If Your Heart Could Talk I Wonder What It Would Tell Me

Good Afternoon, Mackronauts, we are go for a Sunday launch.

Okay, so I got up super early this morning and started writing fiction. Not great fiction, mind you. Good, personal fiction. Just a little divertisement from the Richard Burley mythos, as I privately think of it. I’ve been slowly extending my meandering fictionverse for Richard over the last year, and this story is like an alternate universe to the one we saw in Terminal Monday and the ones intended for the Tuesday and Wednesday books I’ve been thinking about. In point of fact, I intend to tell several such stories over the years, including a few more novels featuring versions of Richard and his friends. The one I was working on last night wasn’t one of the novels; it’s just a little short story designed to teach Richard—and by extension, me—a simple lesson about regret and hesitation.

I try not to polish these stories too much, because they’re sort of meant to unfold as my brain stumbles across them, in a nicely organic fashion. It’s not meant to be highly efficient prose; it’s meant to work the way my brain works, so folks can get into my headspace as I tell the story. If you want straight fiction, go read one of my other books. Burley stories are glimpses into my personal fictionverse, and that stuff doesn’t want to be told carefully. I don’t mean to defend laziness. I mean, Terminal Monday is over 260,000 words long, so believe me, I’m not lazy about Richard. It’s just that, even after 260K words, I couldn’t develop a more elegant set of tools than to strip down naked and dive into the pool. Sometimes I got fifty words; sometimes I got 17,000. The process was different every day. I don’t recommend writing in this fashion to everyone. It’s like a more story-driven, coherent form of stream of consciousness writing (which I’ve dabbled in over the years; it’s fun, but if you’re not playing with well-known pop culture and world events, it gets a bit masturbatory), and that kind of stunt writing can really lead to incredible steaming piles of excrement.

I exclude Terminal Monday from that category as much out of hubris as anything else, but I have reread the thing a few times over the years since I started it, mainly editing it as I went, and it held up pretty well, for my money. Still, if I hadn’t had a basic outline to guide me through the stages, I probably wouldn’t have gotten it done, and even if so, I almost certainly wouldn’t have loved it as much as I do. Structure is important to me, even when traversing the tightrope or the flying trapeze without a net.
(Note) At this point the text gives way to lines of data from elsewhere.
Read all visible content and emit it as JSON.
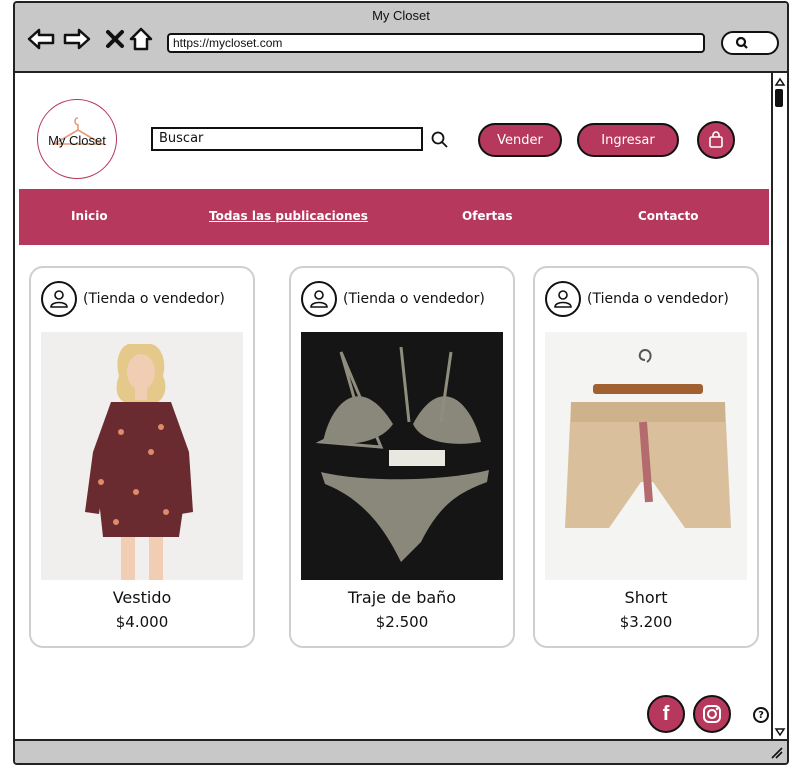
{
  "window": {
    "title": "My Closet",
    "url": "https://mycloset.com"
  },
  "brand": {
    "logo_text": "My Closet",
    "accent": "#b6385d"
  },
  "header": {
    "search_placeholder": "Buscar",
    "sell_label": "Vender",
    "login_label": "Ingresar"
  },
  "nav": {
    "items": [
      {
        "label": "Inicio"
      },
      {
        "label": "Todas las publicaciones",
        "active": true
      },
      {
        "label": "Ofertas"
      },
      {
        "label": "Contacto"
      }
    ]
  },
  "products": [
    {
      "seller": "(Tienda o vendedor)",
      "name": "Vestido",
      "price": "$4.000"
    },
    {
      "seller": "(Tienda o vendedor)",
      "name": "Traje de baño",
      "price": "$2.500"
    },
    {
      "seller": "(Tienda o vendedor)",
      "name": "Short",
      "price": "$3.200"
    }
  ],
  "footer_icons": [
    "facebook-icon",
    "instagram-icon",
    "help-icon"
  ],
  "help_glyph": "?"
}
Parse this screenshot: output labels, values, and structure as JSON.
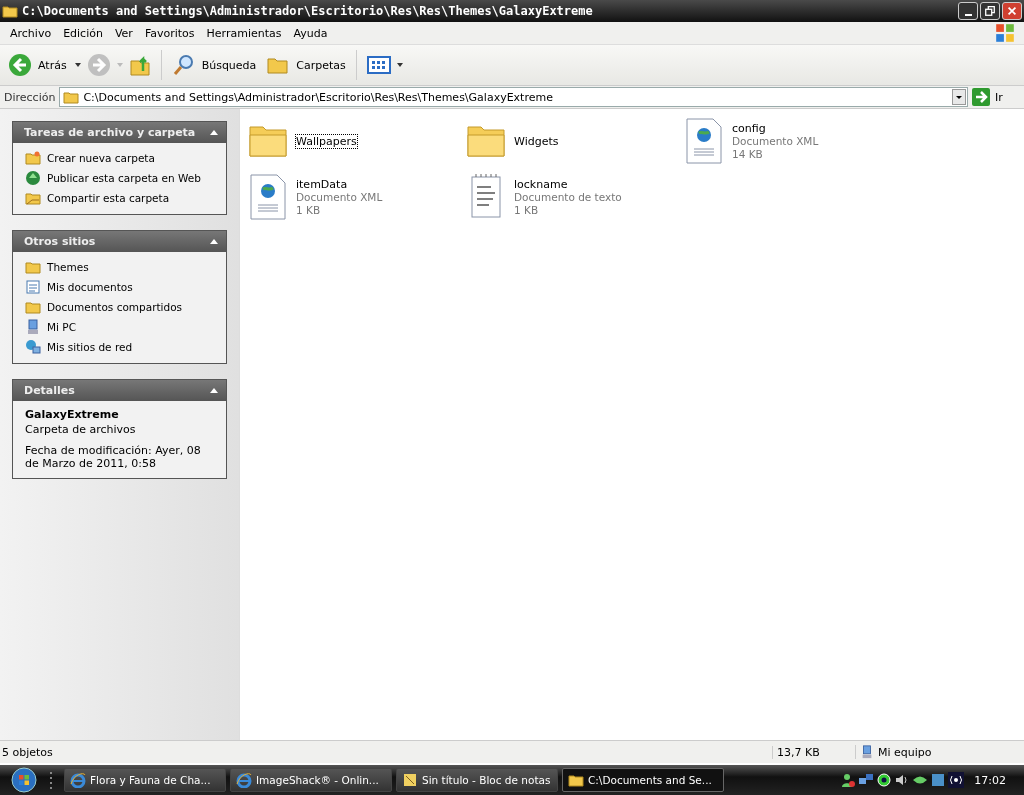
{
  "window": {
    "title": "C:\\Documents and Settings\\Administrador\\Escritorio\\Res\\Res\\Themes\\GalaxyExtreme"
  },
  "menu": [
    "Archivo",
    "Edición",
    "Ver",
    "Favoritos",
    "Herramientas",
    "Ayuda"
  ],
  "toolbar": {
    "back": "Atrás",
    "search": "Búsqueda",
    "folders": "Carpetas"
  },
  "address": {
    "label": "Dirección",
    "value": "C:\\Documents and Settings\\Administrador\\Escritorio\\Res\\Res\\Themes\\GalaxyExtreme",
    "go": "Ir"
  },
  "sidebar": [
    {
      "title": "Tareas de archivo y carpeta",
      "kind": "links",
      "items": [
        {
          "label": "Crear nueva carpeta",
          "kind": "newfolder"
        },
        {
          "label": "Publicar esta carpeta en Web",
          "kind": "globe"
        },
        {
          "label": "Compartir esta carpeta",
          "kind": "share"
        }
      ]
    },
    {
      "title": "Otros sitios",
      "kind": "links",
      "items": [
        {
          "label": "Themes",
          "kind": "folder"
        },
        {
          "label": "Mis documentos",
          "kind": "docs"
        },
        {
          "label": "Documentos compartidos",
          "kind": "folder"
        },
        {
          "label": "Mi PC",
          "kind": "pc"
        },
        {
          "label": "Mis sitios de red",
          "kind": "network"
        }
      ]
    },
    {
      "title": "Detalles",
      "kind": "details",
      "name": "GalaxyExtreme",
      "type": "Carpeta de archivos",
      "modified": "Fecha de modificación: Ayer, 08 de Marzo de 2011, 0:58"
    }
  ],
  "files": [
    {
      "name": "Wallpapers",
      "kind": "folder",
      "selected": true
    },
    {
      "name": "Widgets",
      "kind": "folder",
      "selected": false
    },
    {
      "name": "config",
      "kind": "xml",
      "type": "Documento XML",
      "size": "14 KB",
      "selected": false
    },
    {
      "name": "itemData",
      "kind": "xml",
      "type": "Documento XML",
      "size": "1 KB",
      "selected": false
    },
    {
      "name": "lockname",
      "kind": "text",
      "type": "Documento de texto",
      "size": "1 KB",
      "selected": false
    }
  ],
  "status_bar": {
    "count": "5 objetos",
    "size": "13,7 KB",
    "zone": "Mi equipo"
  },
  "taskbar": {
    "buttons": [
      {
        "label": "Flora y Fauna de Cha...",
        "kind": "ie",
        "selected": false
      },
      {
        "label": "ImageShack® - Onlin...",
        "kind": "ie",
        "selected": false
      },
      {
        "label": "Sin título - Bloc de notas",
        "kind": "notepad",
        "selected": false
      },
      {
        "label": "C:\\Documents and Se...",
        "kind": "folder",
        "selected": true
      }
    ],
    "clock": "17:02"
  }
}
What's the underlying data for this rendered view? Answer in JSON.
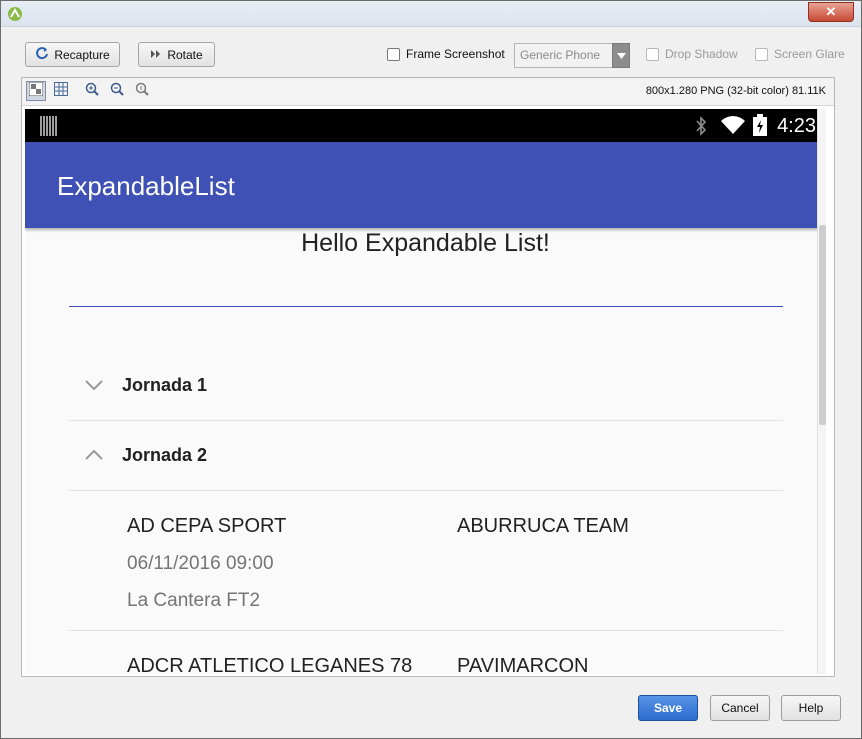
{
  "window": {
    "close_glyph": "✕"
  },
  "toolbar": {
    "recapture_label": "Recapture",
    "rotate_label": "Rotate",
    "frame_screenshot_label": "Frame Screenshot",
    "frame_screenshot_checked": false,
    "device_select_value": "Generic Phone",
    "drop_shadow_label": "Drop Shadow",
    "screen_glare_label": "Screen Glare"
  },
  "viewer": {
    "image_info": "800x1.280 PNG (32-bit color) 81.11K"
  },
  "phone": {
    "status_time": "4:23",
    "app_title": "ExpandableList",
    "heading": "Hello Expandable List!",
    "groups": [
      {
        "label": "Jornada 1",
        "expanded": false
      },
      {
        "label": "Jornada 2",
        "expanded": true
      }
    ],
    "matches": [
      {
        "home": "AD CEPA SPORT",
        "away": "ABURRUCA TEAM",
        "datetime": "06/11/2016 09:00",
        "venue": "La Cantera FT2"
      },
      {
        "home": "ADCR ATLETICO LEGANES 78",
        "away": "PAVIMARCON"
      }
    ],
    "colors": {
      "appbar": "#3f51b5",
      "statusbar": "#000000"
    }
  },
  "dialog": {
    "save_label": "Save",
    "cancel_label": "Cancel",
    "help_label": "Help"
  }
}
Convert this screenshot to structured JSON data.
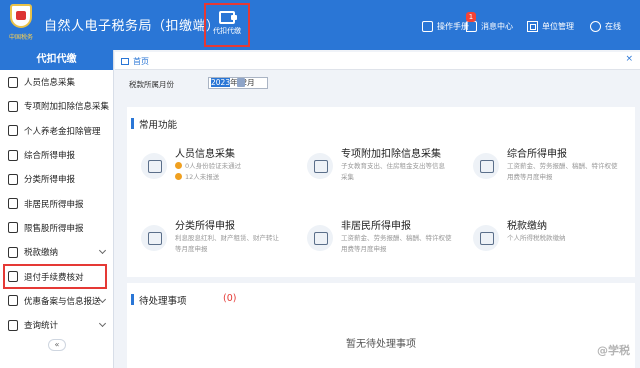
{
  "header": {
    "logo_text": "中国税务",
    "title": "自然人电子税务局（扣缴端）",
    "module": {
      "label": "代扣代缴",
      "icon": "wallet-icon"
    },
    "items": [
      {
        "label": "操作手册",
        "icon": "manual-icon"
      },
      {
        "label": "消息中心",
        "icon": "message-icon",
        "badge": "1"
      },
      {
        "label": "单位管理",
        "icon": "unit-icon"
      },
      {
        "label": "在线",
        "icon": "online-icon"
      }
    ]
  },
  "sidebar": {
    "title": "代扣代缴",
    "items": [
      {
        "label": "人员信息采集",
        "icon": "person-icon"
      },
      {
        "label": "专项附加扣除信息采集",
        "icon": "document-icon"
      },
      {
        "label": "个人养老金扣除管理",
        "icon": "pension-icon"
      },
      {
        "label": "综合所得申报",
        "icon": "report-icon"
      },
      {
        "label": "分类所得申报",
        "icon": "category-icon"
      },
      {
        "label": "非居民所得申报",
        "icon": "nonresident-icon"
      },
      {
        "label": "限售股所得申报",
        "icon": "stock-icon"
      },
      {
        "label": "税款缴纳",
        "icon": "payment-icon",
        "expandable": true
      },
      {
        "label": "退付手续费核对",
        "icon": "refund-icon",
        "highlighted": true
      },
      {
        "label": "优惠备案与信息报送",
        "icon": "filing-icon",
        "expandable": true
      },
      {
        "label": "查询统计",
        "icon": "query-icon",
        "expandable": true
      }
    ],
    "collapse": "«"
  },
  "tabbar": {
    "home": "首页",
    "close": "×"
  },
  "period": {
    "label": "税款所属月份",
    "year": "2023",
    "month": "年12月"
  },
  "common": {
    "title": "常用功能",
    "cards": [
      {
        "title": "人员信息采集",
        "icon": "person-card-icon",
        "warnings": [
          "0人身份验证未通过",
          "12人未报送"
        ]
      },
      {
        "title": "专项附加扣除信息采集",
        "icon": "deduction-card-icon",
        "desc": [
          "子女教育支出、住房租金支出等信息",
          "采集"
        ]
      },
      {
        "title": "综合所得申报",
        "icon": "income-card-icon",
        "desc": [
          "工资薪金、劳务报酬、稿酬、特许权使",
          "用费等月度申报"
        ]
      },
      {
        "title": "分类所得申报",
        "icon": "classified-card-icon",
        "desc": [
          "利息股息红利、财产租赁、财产转让",
          "等月度申报"
        ]
      },
      {
        "title": "非居民所得申报",
        "icon": "nonresident-card-icon",
        "desc": [
          "工资薪金、劳务报酬、稿酬、特许权使",
          "用费等月度申报"
        ]
      },
      {
        "title": "税款缴纳",
        "icon": "tax-payment-card-icon",
        "desc": [
          "个人所得税税款缴纳"
        ]
      }
    ]
  },
  "pending": {
    "title": "待处理事项",
    "count": "(0)",
    "empty": "暂无待处理事项"
  },
  "watermark": "@学税",
  "colors": {
    "primary": "#2a76d6",
    "highlight": "#e53935",
    "warning": "#f0a020"
  }
}
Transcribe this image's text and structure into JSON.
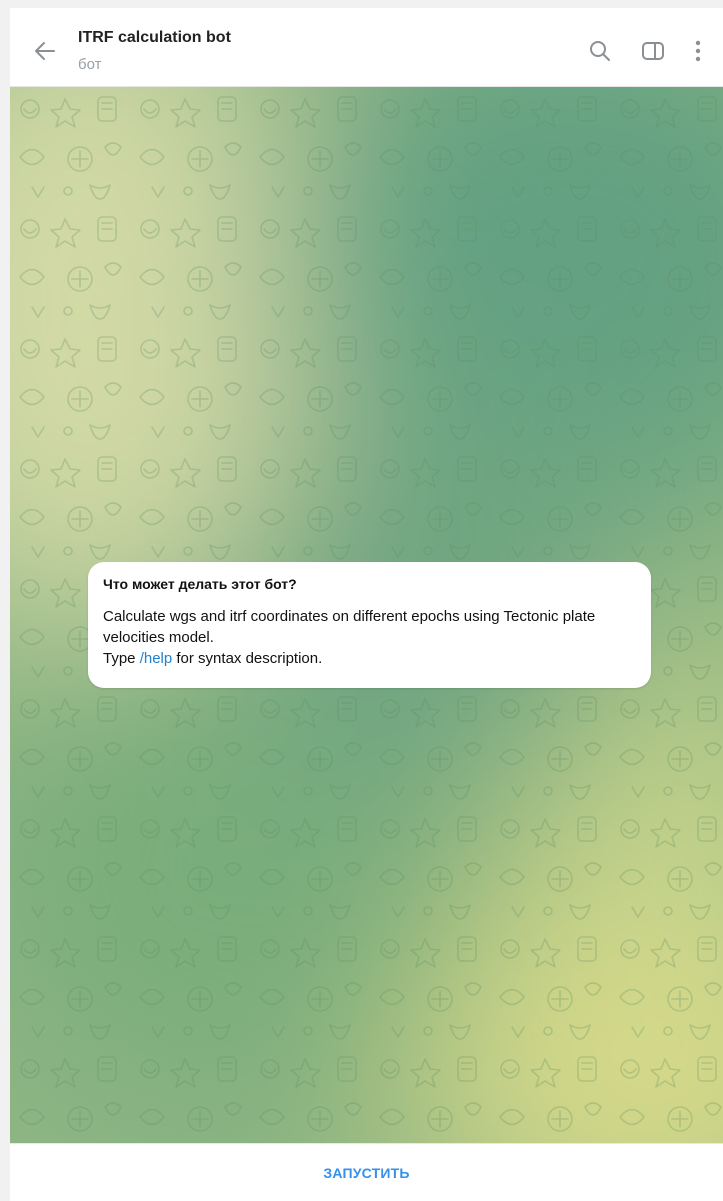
{
  "header": {
    "title": "ITRF calculation bot",
    "subtitle": "бот",
    "icons": [
      "back-arrow-icon",
      "search-icon",
      "sidebar-toggle-icon",
      "more-vertical-icon"
    ]
  },
  "bot_info": {
    "title": "Что может делать этот бот?",
    "line1": "Calculate wgs and itrf coordinates on different epochs using Tectonic plate velocities model.",
    "line2_prefix": "Type ",
    "line2_link": "/help",
    "line2_suffix": " for syntax description."
  },
  "bottom": {
    "start_label": "ЗАПУСТИТЬ"
  },
  "colors": {
    "accent": "#3390ec",
    "link": "#2481cc",
    "wallpaper_green": "#6fa584",
    "wallpaper_yellow": "#d4d98c"
  }
}
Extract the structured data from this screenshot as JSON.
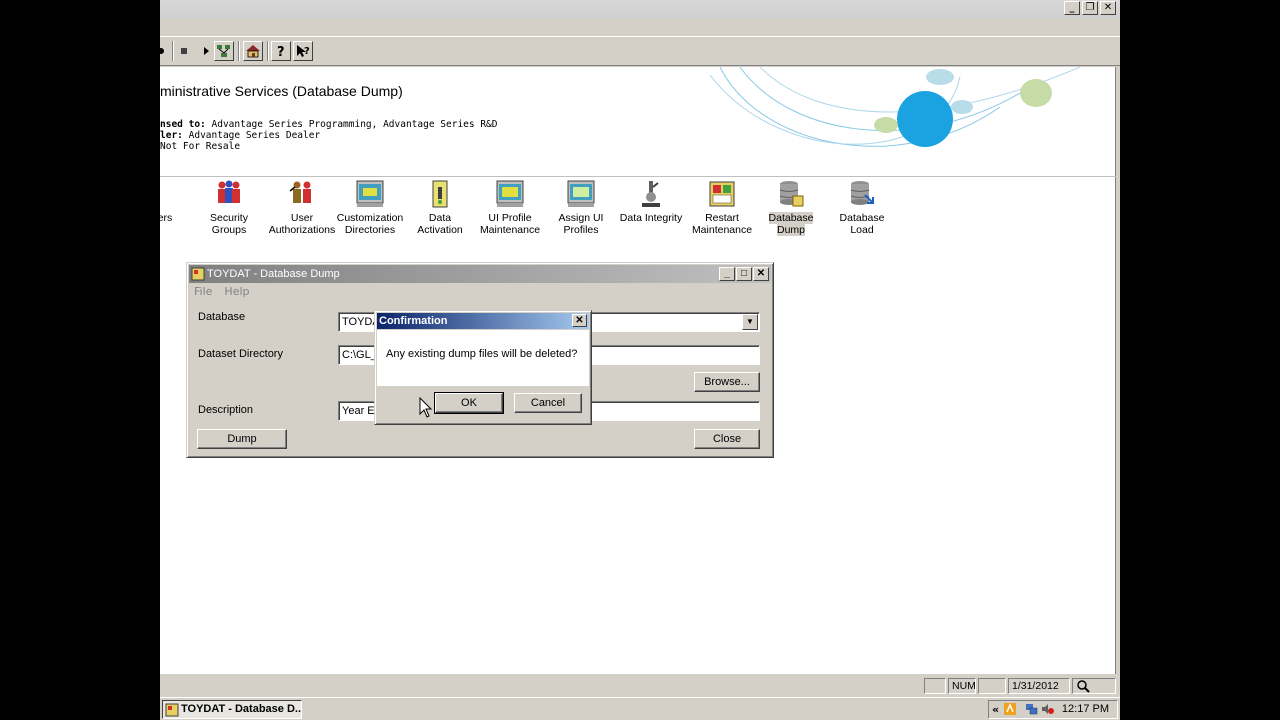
{
  "window": {
    "ctrl_min": "_",
    "ctrl_max": "❐",
    "ctrl_close": "✕"
  },
  "toolbar": {
    "icons": [
      "back-icon",
      "stop-icon",
      "forward-icon",
      "tree-icon",
      "home-icon",
      "help-icon",
      "context-help-icon"
    ]
  },
  "header": {
    "title": "ministrative Services (Database Dump)",
    "licensed_prefix": "nsed to:",
    "licensed_value": "Advantage Series Programming, Advantage Series R&D",
    "dealer_prefix": "ler:",
    "dealer_value": "Advantage Series Dealer",
    "resale": "Not For Resale"
  },
  "launcher": {
    "items": [
      {
        "label": "ers",
        "label2": "",
        "icon": "users-icon"
      },
      {
        "label": "Security",
        "label2": "Groups",
        "icon": "security-groups-icon"
      },
      {
        "label": "User",
        "label2": "Authorizations",
        "icon": "user-authorizations-icon"
      },
      {
        "label": "Customization",
        "label2": "Directories",
        "icon": "customization-directories-icon"
      },
      {
        "label": "Data",
        "label2": "Activation",
        "icon": "data-activation-icon"
      },
      {
        "label": "UI Profile",
        "label2": "Maintenance",
        "icon": "ui-profile-maintenance-icon"
      },
      {
        "label": "Assign UI",
        "label2": "Profiles",
        "icon": "assign-ui-profiles-icon"
      },
      {
        "label": "Data Integrity",
        "label2": "",
        "icon": "data-integrity-icon"
      },
      {
        "label": "Restart",
        "label2": "Maintenance",
        "icon": "restart-maintenance-icon"
      },
      {
        "label": "Database",
        "label2": "Dump",
        "icon": "database-dump-icon"
      },
      {
        "label": "Database",
        "label2": "Load",
        "icon": "database-load-icon"
      }
    ]
  },
  "dump_window": {
    "title": "TOYDAT - Database Dump",
    "menu_file": "File",
    "menu_help": "Help",
    "database_label": "Database",
    "database_value": "TOYDA",
    "dataset_dir_label": "Dataset Directory",
    "dataset_dir_value": "C:\\GL_",
    "browse_label": "Browse...",
    "description_label": "Description",
    "description_value": "Year E",
    "dump_label": "Dump",
    "close_label": "Close"
  },
  "confirmation": {
    "title": "Confirmation",
    "message": "Any existing dump files will be deleted?",
    "ok_label": "OK",
    "cancel_label": "Cancel"
  },
  "statusbar": {
    "num": "NUM",
    "date": "1/31/2012"
  },
  "taskbar": {
    "task_label": "TOYDAT - Database D...",
    "clock": "12:17 PM",
    "tray_chevron": "«"
  },
  "colors": {
    "title_active": "#0a246a",
    "title_inactive": "#808080",
    "swirl_blue": "#1aa3e0",
    "swirl_green": "#c5dca6"
  }
}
Anyway, the story I’m writing isn’t really breaking new ground, so I’m not going to make a big production out of it. It’s just a reset/revisitation of sorts, for those who enjoy reading Richard and his misadventures, or perhaps those who have been resisting the urge to read Terminal Monday because of its heavy subject matter and huge word count. It’s also me writing Richard four years later, so it’s a bit different this time, even though it’s still recognizably the Richard formula, in miniature.

Right, it’s 2:11 and I’m at Mom’s. I started this post around noon at home, but Dawn (my agent/wife) decided to honour her promise to help out in my mother’s garden. I’ve promised to be good and do some more fiction writing, despite having already done over 2K, which is a nice word count for a guy just getting back into harness. It’s sweltering today, so I’m going to be challenged to get by without air conditioning, but I’m up to the challenge. Sadly, I have only one can of Guinness to help me through, but I’ve been known to nurse a beer for hours, if needed.

It’s gonna be an interesting day, I think. I hope everyone else has a good day. Thanks for reading.